The incidence of osteoporosis (OP) is increasing year by year. researches have shown that there was an intense link between the vitamin D (VitD) status and the efficacy of zoledronate (ZOL) in patients with osteoporosis. Since VitD is related to the geogen, its promotion effect on zoledronate has regional specificity. Combining dual-energy X-ray and bone turnover markers (BTM) to explore the VitD level in postmenopausal osteoporosis patients in Harbin and monitor its effect on the anti-osteoporosis effect of ZOL. A total of 120 patients with postmenopausal osteoporosis (PMO) were enrolled .These patients were divided into two groups with 25(OH)D levels = 10ng/ml as a critical point, and each group was randomly divided into experimental groups and control groups). All of the patients were conducted 5 mg ZOL. Then the experimental group was given calcitriol and calcium carbonate, and the control group was only given calcium carbonate. BTM were measured at baseline, 24h, 3 months and 6 months. We also measured bone mineral density (BMD) of bilateral hips (TH BMD) and lumbar spine (LS BMD) at baseline and 6 months. The VitD deficiency rates of the patients enrolled were 84.1%. There was an inverse relationship between the baseline level of VitD and the serum levels of P1NP / β-CTX, (r=-0.452,p=0.00; r=-0.225, p=0.01). Comparing with baseline, the level of serum P1NP,β-CTX in each group declined significantly after the treatment (P<0.05). The mean decreasing rates of P1NP and β-CTX in the both experimental groups were significantly higher than that of the corresponding control groups at the same time point (P<0.05), after 6 months of medication.

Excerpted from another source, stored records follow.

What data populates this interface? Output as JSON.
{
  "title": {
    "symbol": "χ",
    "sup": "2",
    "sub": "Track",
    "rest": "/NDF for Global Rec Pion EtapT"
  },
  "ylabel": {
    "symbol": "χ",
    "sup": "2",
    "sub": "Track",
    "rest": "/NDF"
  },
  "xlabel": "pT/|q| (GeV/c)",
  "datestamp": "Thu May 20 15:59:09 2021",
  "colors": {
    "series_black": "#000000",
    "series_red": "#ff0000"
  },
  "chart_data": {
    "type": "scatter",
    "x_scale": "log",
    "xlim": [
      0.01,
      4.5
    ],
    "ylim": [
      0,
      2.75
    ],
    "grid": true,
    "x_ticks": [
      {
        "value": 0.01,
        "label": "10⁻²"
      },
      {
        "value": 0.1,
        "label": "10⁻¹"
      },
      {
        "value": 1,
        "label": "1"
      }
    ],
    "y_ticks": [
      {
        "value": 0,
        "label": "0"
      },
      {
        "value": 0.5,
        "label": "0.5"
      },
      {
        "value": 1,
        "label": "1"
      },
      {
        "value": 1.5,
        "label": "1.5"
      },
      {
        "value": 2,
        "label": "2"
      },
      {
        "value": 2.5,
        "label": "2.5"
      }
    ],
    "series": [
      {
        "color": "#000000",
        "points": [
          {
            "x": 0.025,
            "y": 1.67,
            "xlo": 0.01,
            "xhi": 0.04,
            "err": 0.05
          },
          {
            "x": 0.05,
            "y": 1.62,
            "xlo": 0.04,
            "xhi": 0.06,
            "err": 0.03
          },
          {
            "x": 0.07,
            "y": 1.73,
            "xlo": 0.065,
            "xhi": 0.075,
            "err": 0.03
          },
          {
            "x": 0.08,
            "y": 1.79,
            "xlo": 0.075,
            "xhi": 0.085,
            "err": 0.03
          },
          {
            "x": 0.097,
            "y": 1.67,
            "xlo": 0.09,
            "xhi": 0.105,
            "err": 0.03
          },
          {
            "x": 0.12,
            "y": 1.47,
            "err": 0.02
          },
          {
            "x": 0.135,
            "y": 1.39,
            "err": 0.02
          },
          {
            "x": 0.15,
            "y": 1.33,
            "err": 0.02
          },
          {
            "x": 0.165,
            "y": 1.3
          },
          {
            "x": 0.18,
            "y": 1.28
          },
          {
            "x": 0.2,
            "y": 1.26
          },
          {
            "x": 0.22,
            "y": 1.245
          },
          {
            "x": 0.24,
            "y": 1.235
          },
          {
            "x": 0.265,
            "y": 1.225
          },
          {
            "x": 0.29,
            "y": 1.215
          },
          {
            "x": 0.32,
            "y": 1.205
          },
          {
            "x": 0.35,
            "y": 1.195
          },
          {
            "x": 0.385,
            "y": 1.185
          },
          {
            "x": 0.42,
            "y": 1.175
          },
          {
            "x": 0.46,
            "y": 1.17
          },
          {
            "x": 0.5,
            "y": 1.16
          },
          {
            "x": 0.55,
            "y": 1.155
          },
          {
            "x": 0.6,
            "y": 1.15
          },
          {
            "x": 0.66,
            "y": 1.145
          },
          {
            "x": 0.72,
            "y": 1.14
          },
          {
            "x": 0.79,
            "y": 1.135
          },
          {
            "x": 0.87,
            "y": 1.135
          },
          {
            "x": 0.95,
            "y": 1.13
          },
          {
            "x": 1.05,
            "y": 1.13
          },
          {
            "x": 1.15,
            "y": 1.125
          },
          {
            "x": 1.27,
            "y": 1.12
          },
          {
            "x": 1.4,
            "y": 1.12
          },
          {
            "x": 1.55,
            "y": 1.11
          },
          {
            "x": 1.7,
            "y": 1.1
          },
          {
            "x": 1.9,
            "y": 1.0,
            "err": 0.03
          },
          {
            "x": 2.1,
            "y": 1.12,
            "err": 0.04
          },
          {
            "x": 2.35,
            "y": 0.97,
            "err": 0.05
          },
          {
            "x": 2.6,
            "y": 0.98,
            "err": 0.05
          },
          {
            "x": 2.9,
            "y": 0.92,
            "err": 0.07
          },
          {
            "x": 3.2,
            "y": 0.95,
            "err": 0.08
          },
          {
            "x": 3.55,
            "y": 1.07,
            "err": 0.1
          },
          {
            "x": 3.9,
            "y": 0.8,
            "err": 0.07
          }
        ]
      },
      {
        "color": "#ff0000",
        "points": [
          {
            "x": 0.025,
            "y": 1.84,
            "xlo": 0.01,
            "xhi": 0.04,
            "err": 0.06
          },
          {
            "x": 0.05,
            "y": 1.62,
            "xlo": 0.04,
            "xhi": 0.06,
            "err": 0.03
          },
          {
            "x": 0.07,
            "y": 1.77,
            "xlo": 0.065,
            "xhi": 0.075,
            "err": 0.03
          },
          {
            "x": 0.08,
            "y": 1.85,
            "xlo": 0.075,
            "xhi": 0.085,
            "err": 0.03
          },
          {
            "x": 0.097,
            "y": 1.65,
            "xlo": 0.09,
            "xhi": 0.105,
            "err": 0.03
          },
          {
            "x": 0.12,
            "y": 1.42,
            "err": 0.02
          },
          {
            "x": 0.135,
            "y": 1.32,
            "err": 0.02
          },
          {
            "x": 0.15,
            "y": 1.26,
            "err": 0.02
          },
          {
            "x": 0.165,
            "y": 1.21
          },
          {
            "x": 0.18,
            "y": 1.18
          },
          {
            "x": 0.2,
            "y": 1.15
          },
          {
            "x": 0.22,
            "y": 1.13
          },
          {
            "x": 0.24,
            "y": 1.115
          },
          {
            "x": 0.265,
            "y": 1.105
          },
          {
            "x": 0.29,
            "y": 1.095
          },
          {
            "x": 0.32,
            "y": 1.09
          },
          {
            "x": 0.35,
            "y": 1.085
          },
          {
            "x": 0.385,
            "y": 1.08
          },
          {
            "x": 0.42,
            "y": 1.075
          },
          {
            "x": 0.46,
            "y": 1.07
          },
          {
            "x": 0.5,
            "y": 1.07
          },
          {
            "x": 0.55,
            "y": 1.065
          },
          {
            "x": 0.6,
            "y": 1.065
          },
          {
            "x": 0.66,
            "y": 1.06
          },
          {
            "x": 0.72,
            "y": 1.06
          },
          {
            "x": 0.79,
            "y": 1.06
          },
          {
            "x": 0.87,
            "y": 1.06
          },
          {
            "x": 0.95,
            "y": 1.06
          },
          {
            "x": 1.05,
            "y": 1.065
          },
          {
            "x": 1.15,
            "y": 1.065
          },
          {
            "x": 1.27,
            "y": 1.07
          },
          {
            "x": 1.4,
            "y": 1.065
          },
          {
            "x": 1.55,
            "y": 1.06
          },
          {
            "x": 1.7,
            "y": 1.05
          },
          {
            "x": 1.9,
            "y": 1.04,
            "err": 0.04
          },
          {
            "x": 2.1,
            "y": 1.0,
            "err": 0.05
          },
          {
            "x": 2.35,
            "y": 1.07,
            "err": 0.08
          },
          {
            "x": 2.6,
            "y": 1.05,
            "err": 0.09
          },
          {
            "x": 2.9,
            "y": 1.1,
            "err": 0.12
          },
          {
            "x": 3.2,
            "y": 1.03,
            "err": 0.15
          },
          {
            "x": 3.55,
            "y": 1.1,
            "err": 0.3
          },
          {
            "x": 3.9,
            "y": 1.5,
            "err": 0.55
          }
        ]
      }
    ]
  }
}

Both TH BMD and LS BMD at 6 months increased significantly. The increase rate of LS BMD in the high VitD experimental group was significantly higher than the other three groups (P<0.05), the increase rates of TH BMD in the low VitD control group were significantly lower than the other three groups (P<0.05). The levels of serum VitD in the patients enrolled in this study were generally low. VitD could increase the therapeutic effect of ZOL on osteoporosis.